Now I live in Rio de Janeiro, learning a new language, adapting to a new culture, and trying to understand life from the outside looking in. Some days that means navigating the realities of the Carioca experience. Other days it means reflecting on artificial intelligence, reading history, questioning modern culture, or writing satire about automated phone systems that somehow turn simple tasks into emotional endurance tests.

  • This blog became the outlet for all of it.
  • Part journal.
  • Part intellectual wandering.
  • Part therapy for a cluttered, crazy head.

Why I Write

I write because retirement creates space, and space has a way of forcing reflection. For most of life, motion keeps people distracted. Work becomes structure. Structure becomes identity. Then one day the structure disappears, and you are left sorting through decades of noise trying to figure out what still matters.

Writing helps me make sense of that. Sometimes that means serious reflections on history, aging, technology, and culture.
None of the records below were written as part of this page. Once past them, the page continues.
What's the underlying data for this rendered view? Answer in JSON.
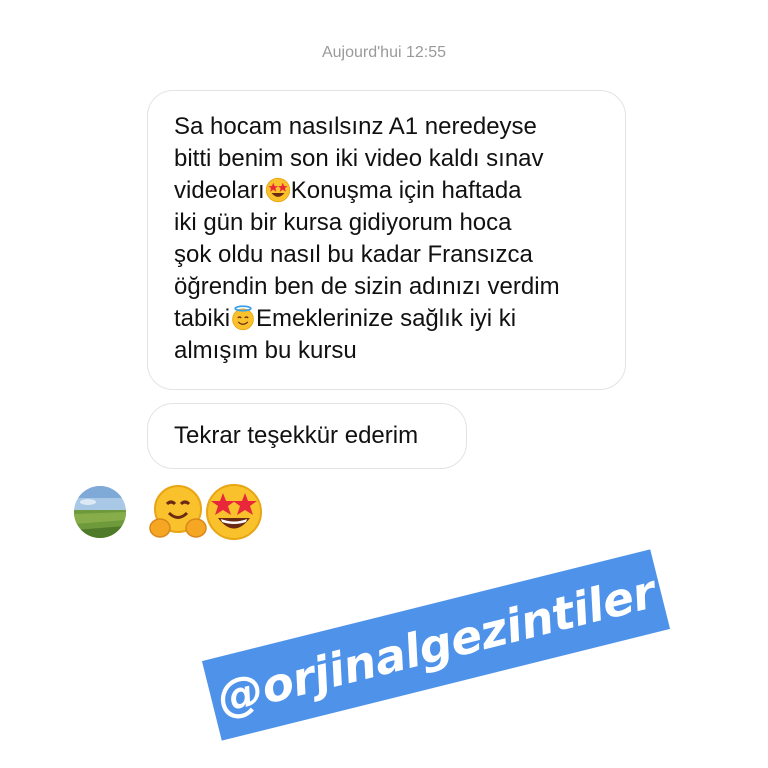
{
  "timestamp": "Aujourd'hui 12:55",
  "messages": [
    {
      "lines": [
        "Sa hocam nasılsınz A1 neredeyse",
        "bitti benim son iki video kaldı sınav",
        "videoları",
        "Konuşma için haftada",
        "iki gün bir kursa gidiyorum hoca",
        "şok oldu nasıl bu kadar Fransızca",
        "öğrendin ben de sizin adınızı verdim",
        "tabiki",
        "Emeklerinize sağlık iyi ki",
        "almışım bu kursu"
      ]
    },
    {
      "text": "Tekrar teşekkür ederim"
    }
  ],
  "reactions": {
    "icons": [
      "hugging-face-icon",
      "star-struck-icon"
    ]
  },
  "sticker": {
    "handle": "@orjinalgezintiler",
    "color": "#4e92ea"
  }
}
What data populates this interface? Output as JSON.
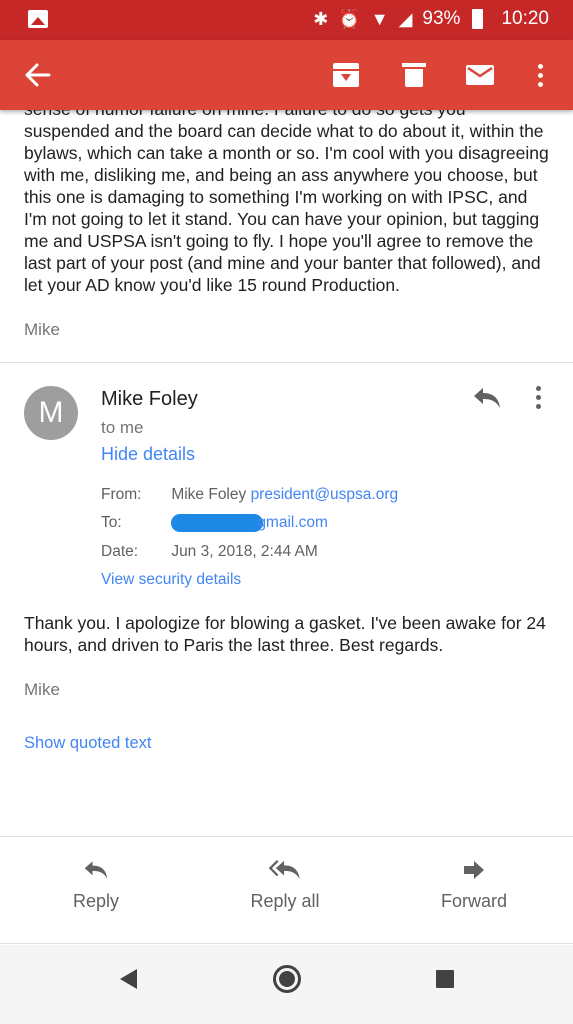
{
  "status_bar": {
    "battery": "93%",
    "time": "10:20",
    "icons": [
      "gallery-icon",
      "bluetooth-icon",
      "alarm-icon",
      "wifi-icon",
      "signal-icon",
      "battery-icon"
    ]
  },
  "toolbar": {
    "icons": [
      "back-arrow-icon",
      "archive-icon",
      "delete-icon",
      "mark-unread-icon",
      "more-vert-icon"
    ],
    "color": "#db4437"
  },
  "previous_message": {
    "body": "sense of humor failure on mine. Failure to do so gets you suspended and the board can decide what to do about it, within the bylaws, which can take a month or so.  I'm cool with you disagreeing with me, disliking me, and being an ass anywhere you choose, but this one is damaging to something I'm working on with IPSC, and I'm not going to let it stand.  You can have your opinion, but tagging me and USPSA isn't going to fly.  I hope you'll agree to remove the last part of your post (and mine and your banter that followed), and let your AD know you'd like 15 round Production.",
    "signature": "Mike"
  },
  "message": {
    "avatar_letter": "M",
    "sender": "Mike Foley",
    "to": "to me",
    "hide_details": "Hide details",
    "details": {
      "from_label": "From:",
      "from_name": "Mike Foley",
      "from_email": "president@uspsa.org",
      "to_label": "To:",
      "to_email": "gmail.com",
      "date_label": "Date:",
      "date_value": "Jun 3, 2018, 2:44 AM",
      "security_link": "View security details"
    },
    "body": "Thank you.  I apologize for blowing a gasket.  I've been awake for 24 hours, and driven to Paris the last three.  Best regards.",
    "signature": "Mike",
    "quoted_link": "Show quoted text"
  },
  "actions": {
    "reply": "Reply",
    "reply_all": "Reply all",
    "forward": "Forward"
  },
  "colors": {
    "link": "#4285f4",
    "status_bar": "#c62828"
  }
}
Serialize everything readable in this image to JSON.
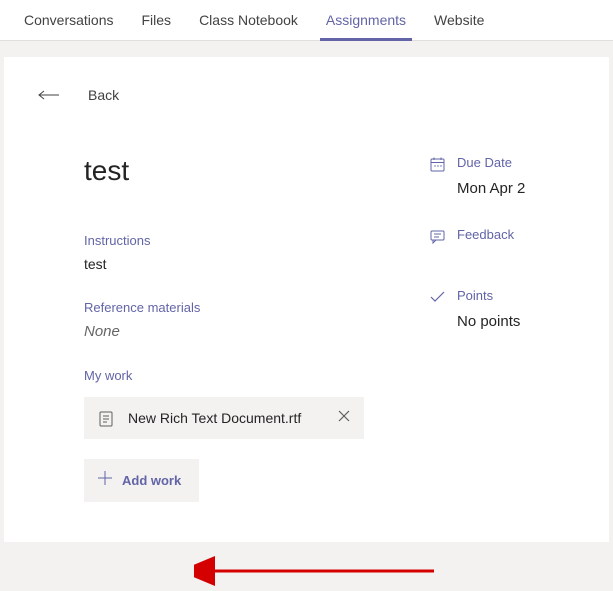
{
  "tabs": {
    "items": [
      {
        "label": "Conversations",
        "active": false
      },
      {
        "label": "Files",
        "active": false
      },
      {
        "label": "Class Notebook",
        "active": false
      },
      {
        "label": "Assignments",
        "active": true
      },
      {
        "label": "Website",
        "active": false
      }
    ]
  },
  "back": {
    "label": "Back"
  },
  "assignment": {
    "title": "test",
    "instructions_label": "Instructions",
    "instructions_value": "test",
    "reference_label": "Reference materials",
    "reference_value": "None",
    "mywork_label": "My work",
    "attachment_name": "New Rich Text Document.rtf",
    "add_work_label": "Add work"
  },
  "sidebar": {
    "due_label": "Due Date",
    "due_value": "Mon Apr 2",
    "feedback_label": "Feedback",
    "points_label": "Points",
    "points_value": "No points"
  }
}
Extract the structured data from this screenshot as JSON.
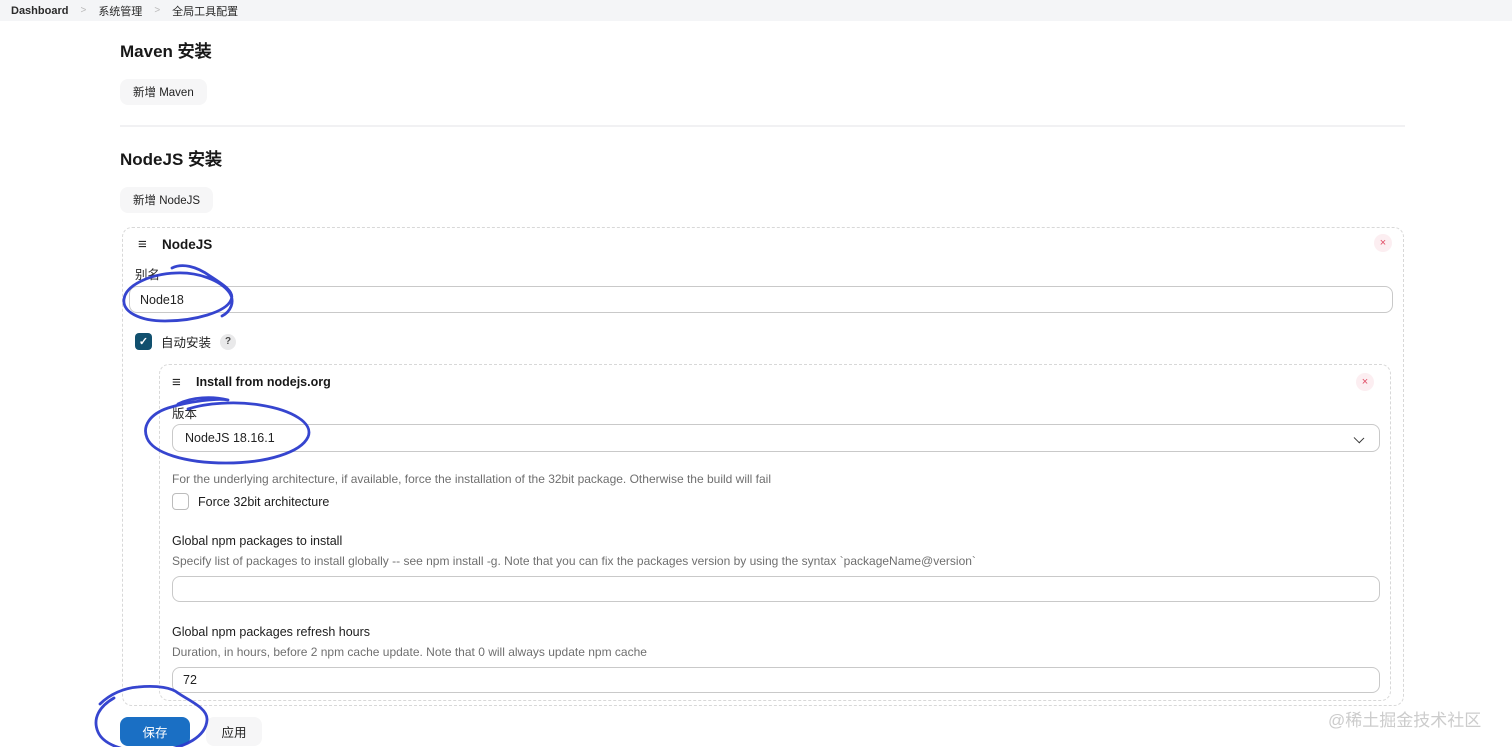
{
  "colors": {
    "accent_blue": "#1a6fc4",
    "annotation_ink": "#2b3bcc",
    "checkbox_checked": "#11506e",
    "close_red": "#e04a63",
    "breadcrumb_bg": "#f4f5f7"
  },
  "breadcrumb": {
    "separator": ">",
    "items": [
      {
        "label": "Dashboard"
      },
      {
        "label": "系统管理"
      },
      {
        "label": "全局工具配置"
      }
    ]
  },
  "maven_section": {
    "title": "Maven 安装",
    "add_button": "新增 Maven"
  },
  "nodejs_section": {
    "title": "NodeJS 安装",
    "add_button": "新增 NodeJS"
  },
  "nodejs_panel": {
    "title": "NodeJS",
    "drag_icon": "≡",
    "close_icon": "×",
    "alias_label": "别名",
    "alias_value": "Node18",
    "auto_install": {
      "label": "自动安装",
      "checked": true,
      "checkmark": "✓",
      "help_icon": "?"
    },
    "installer_panel": {
      "title": "Install from nodejs.org",
      "drag_icon": "≡",
      "close_icon": "×",
      "version_label": "版本",
      "version_value": "NodeJS 18.16.1",
      "force32_help": "For the underlying architecture, if available, force the installation of the 32bit package. Otherwise the build will fail",
      "force32_label": "Force 32bit architecture",
      "force32_checked": false,
      "npm_packages_label": "Global npm packages to install",
      "npm_packages_help": "Specify list of packages to install globally -- see npm install -g. Note that you can fix the packages version by using the syntax `packageName@version`",
      "npm_packages_value": "",
      "refresh_hours_label": "Global npm packages refresh hours",
      "refresh_hours_help": "Duration, in hours, before 2 npm cache update. Note that 0 will always update npm cache",
      "refresh_hours_value": "72"
    }
  },
  "footer": {
    "save_label": "保存",
    "apply_label": "应用"
  },
  "watermark": "@稀土掘金技术社区"
}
Sometimes it means a sarcastic rant about modern communication collapsing into meaningless buzzwords and automated scripts.

What You’ll Find Here

Practical Expat Advice

Real-world guidance for living in Brazil from someone actually doing it—not selling a fantasy version of it.

History & Literature

Book reviews, historical analysis, biographies, and deeper examinations of the ideas and events that still shape modern thinking.

Technology Through a Seasoned Lens

Observations on AI, digital culture, and modern technology from someone who witnessed the computer age evolve firsthand.

Weekly Satire, Humor, Quote & Gripes

Because if you cannot laugh at the corporate and cultural absurdities of modern life occasionally, you are probably taking the whole thing far too seriously.

“There is a fine line between observing the world and arguing with it. I intend to walk directly down the middle of it.”